Vanessa’s valuable screenwriting advice

“I had so many different people telling me how hard it is for women over 35 to get started in this industry. How hard it’s to get started because I'm a Black woman. How if you haven't made it in five years, you should go home. You know, it's a lottery ticket that you might never win, so why bother; why waste time? But I'm saying that if you really want it, if it's the reason that God put you on the planet, you don't have the right to give up on yourself,” emphasizes Herron.


“All the experiences that I've had as a wife, as a mother, working in the real world, radio and in journalism and just being a person—being a part of the PTA, volunteering; all the things that I've done in life have made me. I've had times of great love. I've had times of great loss. I've had times of joy and monumental lessons. I've had times of making horrible mistakes and time to learn from those mistakes and overcome them,” says Herron. “I think you need that in this industry. So, to be at this point now and to be in this position now—I think it's the right time. Your time is your time, there is no timeline.”


“You can be happy for everybody else as they get opportunities,” she explains. “You can rejoice with them. Don't be jealous. What's for you is only for you; it has your name on it. It's about you doing what you need to do.”


That, and while you’re writing: “If you feel uncomfortable, then you're on the right track. You should be a little uncomfortable.”
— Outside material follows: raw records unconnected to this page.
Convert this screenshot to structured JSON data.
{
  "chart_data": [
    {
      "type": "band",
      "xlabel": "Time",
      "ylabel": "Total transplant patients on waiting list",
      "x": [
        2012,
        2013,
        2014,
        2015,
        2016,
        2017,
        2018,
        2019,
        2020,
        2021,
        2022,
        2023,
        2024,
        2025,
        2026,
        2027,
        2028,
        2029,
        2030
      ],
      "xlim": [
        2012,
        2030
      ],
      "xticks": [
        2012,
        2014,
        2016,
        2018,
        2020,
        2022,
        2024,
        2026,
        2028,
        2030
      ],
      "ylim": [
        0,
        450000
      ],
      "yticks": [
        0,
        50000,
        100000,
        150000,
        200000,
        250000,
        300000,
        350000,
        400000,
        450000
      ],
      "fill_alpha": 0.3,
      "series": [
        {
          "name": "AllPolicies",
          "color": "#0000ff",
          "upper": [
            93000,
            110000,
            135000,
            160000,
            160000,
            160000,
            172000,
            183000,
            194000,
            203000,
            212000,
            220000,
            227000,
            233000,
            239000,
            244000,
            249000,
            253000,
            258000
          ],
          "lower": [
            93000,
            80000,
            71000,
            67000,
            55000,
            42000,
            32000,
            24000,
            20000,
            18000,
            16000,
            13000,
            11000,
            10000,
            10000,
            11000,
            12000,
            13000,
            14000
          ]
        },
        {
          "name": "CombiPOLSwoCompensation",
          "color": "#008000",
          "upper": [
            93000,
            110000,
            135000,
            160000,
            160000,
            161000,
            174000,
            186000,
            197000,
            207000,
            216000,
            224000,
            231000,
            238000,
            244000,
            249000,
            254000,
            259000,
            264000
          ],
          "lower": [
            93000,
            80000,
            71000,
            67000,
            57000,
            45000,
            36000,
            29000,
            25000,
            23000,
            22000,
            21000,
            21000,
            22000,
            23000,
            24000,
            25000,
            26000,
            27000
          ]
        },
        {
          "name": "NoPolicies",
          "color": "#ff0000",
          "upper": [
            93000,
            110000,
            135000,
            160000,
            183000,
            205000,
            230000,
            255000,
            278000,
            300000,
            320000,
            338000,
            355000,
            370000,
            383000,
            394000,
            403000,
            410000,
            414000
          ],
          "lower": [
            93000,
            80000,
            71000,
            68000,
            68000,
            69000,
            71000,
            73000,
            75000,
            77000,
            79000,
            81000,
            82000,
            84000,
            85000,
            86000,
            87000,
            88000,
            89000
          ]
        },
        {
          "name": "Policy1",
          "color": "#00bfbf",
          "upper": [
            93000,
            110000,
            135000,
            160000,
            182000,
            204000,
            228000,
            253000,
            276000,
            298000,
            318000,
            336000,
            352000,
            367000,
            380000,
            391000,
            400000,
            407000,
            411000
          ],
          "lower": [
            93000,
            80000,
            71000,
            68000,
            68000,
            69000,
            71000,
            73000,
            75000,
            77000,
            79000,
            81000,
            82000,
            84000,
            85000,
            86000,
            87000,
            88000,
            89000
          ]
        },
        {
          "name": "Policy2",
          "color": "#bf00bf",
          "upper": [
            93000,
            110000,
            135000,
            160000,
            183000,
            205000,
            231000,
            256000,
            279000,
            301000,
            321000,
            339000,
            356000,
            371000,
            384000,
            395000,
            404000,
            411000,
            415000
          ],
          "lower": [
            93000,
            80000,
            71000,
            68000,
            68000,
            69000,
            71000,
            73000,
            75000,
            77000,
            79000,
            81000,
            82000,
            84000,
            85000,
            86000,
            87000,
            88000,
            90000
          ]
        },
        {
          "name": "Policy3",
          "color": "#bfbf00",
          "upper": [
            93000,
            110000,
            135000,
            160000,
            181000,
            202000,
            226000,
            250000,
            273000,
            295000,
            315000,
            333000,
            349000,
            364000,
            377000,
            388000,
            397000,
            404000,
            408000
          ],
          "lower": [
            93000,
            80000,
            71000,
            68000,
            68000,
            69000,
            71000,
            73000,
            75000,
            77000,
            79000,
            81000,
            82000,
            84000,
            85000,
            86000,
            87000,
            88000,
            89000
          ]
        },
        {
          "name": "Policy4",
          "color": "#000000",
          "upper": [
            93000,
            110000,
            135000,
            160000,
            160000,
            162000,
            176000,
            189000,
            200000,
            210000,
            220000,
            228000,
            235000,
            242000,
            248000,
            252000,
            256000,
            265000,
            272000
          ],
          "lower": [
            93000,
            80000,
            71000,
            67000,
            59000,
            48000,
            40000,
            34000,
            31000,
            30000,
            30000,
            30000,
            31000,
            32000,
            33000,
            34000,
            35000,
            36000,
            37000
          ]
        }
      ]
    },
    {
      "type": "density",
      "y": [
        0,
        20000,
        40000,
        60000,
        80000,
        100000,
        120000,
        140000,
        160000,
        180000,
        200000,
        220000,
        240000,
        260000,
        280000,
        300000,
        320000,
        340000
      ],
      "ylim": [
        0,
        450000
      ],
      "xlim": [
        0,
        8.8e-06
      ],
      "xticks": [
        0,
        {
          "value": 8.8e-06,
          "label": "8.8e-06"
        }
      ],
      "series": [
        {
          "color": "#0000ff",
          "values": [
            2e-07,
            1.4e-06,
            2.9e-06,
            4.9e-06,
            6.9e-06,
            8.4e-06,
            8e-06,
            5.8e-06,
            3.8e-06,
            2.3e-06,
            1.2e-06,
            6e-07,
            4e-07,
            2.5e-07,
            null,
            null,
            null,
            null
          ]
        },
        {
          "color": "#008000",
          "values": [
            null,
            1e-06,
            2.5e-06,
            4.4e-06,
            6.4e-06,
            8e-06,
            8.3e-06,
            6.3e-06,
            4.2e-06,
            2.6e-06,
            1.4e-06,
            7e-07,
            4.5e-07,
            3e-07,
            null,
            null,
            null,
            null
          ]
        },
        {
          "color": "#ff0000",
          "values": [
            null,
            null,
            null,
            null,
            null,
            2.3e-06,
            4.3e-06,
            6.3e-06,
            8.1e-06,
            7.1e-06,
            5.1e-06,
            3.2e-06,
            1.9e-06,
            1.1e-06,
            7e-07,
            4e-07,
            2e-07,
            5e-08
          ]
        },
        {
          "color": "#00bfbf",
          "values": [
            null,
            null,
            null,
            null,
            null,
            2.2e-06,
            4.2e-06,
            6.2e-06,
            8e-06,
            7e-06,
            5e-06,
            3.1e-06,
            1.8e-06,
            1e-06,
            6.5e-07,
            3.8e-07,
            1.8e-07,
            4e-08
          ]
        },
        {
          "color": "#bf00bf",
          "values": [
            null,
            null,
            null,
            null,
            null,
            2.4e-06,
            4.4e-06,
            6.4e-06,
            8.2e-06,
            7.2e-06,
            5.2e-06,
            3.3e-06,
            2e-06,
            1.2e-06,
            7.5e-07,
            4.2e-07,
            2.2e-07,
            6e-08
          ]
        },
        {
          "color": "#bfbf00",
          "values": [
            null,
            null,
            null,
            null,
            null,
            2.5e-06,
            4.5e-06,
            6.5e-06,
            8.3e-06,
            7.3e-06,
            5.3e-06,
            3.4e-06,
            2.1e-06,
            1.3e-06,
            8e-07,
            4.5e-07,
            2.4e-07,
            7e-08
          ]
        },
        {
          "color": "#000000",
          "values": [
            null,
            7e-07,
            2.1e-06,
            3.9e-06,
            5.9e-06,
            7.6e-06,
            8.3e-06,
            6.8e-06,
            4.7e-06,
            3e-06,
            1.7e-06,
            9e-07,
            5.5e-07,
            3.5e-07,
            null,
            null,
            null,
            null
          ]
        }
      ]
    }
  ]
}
Herron has also discovered her groove with pitching, “I’ve learned how to choose my moments better when it comes to pitching and speaking up in the room. I’ve also learned that it’s more important to have something worth saying when you pitch rather than just saying something because you haven’t spoken in 20 minutes.”


There’s so much more Herron has to offer and hopefully we’ll get to see her own compelling stories on screen soon, in the meantime, catch her work on The Equalizer.